The European Respiratory Society welcomed the initiative, noting it as a critical update to taxation policy that will help reduce tobacco consumption, ensure tax fairness, close regulatory loopholes, and support public health and revenue goals. Tobacco remains responsible for nearly 700,000 deaths annually in the EU, and the proposed tax reforms aim to accelerate the decline in smoking rates, which has slowed in recent years despite past declines linked to taxation.
Notably, Swedish snus will remain exempt from the extended tobacco taxation directive, as provided for in Sweden's accession treaty to the EU. Electronic cigarettes with up to 15 mg of nicotine per milliliter will have a minimum tax rate of 20% of the public sale price or at least 0.12 euros per milliliter. Other products such as gum or inhalers will be subject to a 50% of the public sale price including taxes.
The Commission calculates that the proposed increase would lead to an increase in prices of between 1 and 2 euros per pack. Six member states already tax cigarettes at a level higher than the proposed reform, and the remaining 21 would need to increase current tax levels to meet the new requirements. In Spain, the current minimum rate for 1,000 cigarettes is 150 euros, plus additional proportional and specific rates. Total revenues from tobacco taxation amount to 80,000 million euros, with cigarettes representing 87% of the total.
The proposed changes are expected to have a significant impact on member states by reducing internal disparities, improving public health outcomes, and generating significant EU revenue. The Commission wants 15% of the minimum community tax rate applicable to each product to go to the EU budget, potentially generating up to 11,200 million euros in annual revenues. The Commission also proposes the creation of a new own resource for the tobacco special tax (Todor, in English).

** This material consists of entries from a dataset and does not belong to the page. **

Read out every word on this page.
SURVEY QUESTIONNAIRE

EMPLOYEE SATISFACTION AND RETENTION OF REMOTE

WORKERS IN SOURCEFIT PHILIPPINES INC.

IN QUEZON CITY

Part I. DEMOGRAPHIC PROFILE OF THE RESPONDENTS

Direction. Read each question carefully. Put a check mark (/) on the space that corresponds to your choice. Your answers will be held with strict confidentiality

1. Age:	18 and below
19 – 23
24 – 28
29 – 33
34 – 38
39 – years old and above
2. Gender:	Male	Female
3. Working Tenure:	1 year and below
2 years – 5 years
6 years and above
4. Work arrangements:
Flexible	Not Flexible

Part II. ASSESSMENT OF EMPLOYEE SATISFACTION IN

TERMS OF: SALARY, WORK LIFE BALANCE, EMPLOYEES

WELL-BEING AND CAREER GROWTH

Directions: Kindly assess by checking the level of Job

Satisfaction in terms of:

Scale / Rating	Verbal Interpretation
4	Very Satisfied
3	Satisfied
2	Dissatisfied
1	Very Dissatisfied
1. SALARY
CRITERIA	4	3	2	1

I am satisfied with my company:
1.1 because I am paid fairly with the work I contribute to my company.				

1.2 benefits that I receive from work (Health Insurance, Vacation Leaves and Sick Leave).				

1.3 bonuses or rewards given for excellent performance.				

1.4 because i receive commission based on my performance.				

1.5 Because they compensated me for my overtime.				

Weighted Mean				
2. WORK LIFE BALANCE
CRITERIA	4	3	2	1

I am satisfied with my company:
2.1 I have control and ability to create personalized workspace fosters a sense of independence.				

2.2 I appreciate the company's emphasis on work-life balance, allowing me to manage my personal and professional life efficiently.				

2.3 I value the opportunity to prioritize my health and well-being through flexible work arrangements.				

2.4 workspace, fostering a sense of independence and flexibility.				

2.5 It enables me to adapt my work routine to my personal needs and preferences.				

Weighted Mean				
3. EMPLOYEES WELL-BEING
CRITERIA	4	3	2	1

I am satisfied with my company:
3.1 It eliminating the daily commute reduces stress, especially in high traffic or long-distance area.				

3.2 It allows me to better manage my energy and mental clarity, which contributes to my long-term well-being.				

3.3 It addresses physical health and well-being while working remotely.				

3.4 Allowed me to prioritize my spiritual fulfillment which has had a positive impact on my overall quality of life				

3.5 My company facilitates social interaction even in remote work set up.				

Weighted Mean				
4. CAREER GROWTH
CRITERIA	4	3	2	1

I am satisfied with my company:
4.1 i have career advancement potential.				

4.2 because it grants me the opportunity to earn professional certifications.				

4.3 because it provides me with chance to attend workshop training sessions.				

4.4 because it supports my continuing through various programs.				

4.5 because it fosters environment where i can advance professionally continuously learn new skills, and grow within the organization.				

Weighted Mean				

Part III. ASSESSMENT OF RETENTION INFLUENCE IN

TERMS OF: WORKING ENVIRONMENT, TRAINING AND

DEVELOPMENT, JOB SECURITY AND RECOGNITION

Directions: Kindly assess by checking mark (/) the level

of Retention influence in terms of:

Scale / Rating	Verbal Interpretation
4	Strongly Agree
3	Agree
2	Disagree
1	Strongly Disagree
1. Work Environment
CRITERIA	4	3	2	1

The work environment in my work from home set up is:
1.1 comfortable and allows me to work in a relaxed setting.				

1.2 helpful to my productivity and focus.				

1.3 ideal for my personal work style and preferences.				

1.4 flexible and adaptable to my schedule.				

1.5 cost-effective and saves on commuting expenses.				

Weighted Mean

The European Commission's revised Tobacco Taxation Directive aims to generate substantial EU revenue by introducing a uniform 15% call rate (TEDOR) on tobacco products, which is expected to generate approximately €11.2 billion annually. This new revenue stream might be used for various budget priorities, independent of national contributions, as part of an effort to support public health goals and reduce tobacco consumption.
The proposed changes in excise duties will affect various tobacco and nicotine products, including e-cigarette liquids, heated tobacco, nicotine pouches, chewing and nasal tobacco, and raw tobacco. Wealthier countries may see higher minimum taxes, while less affluent states have adjusted lower minimums, with the ambition of reducing disparities across the Union.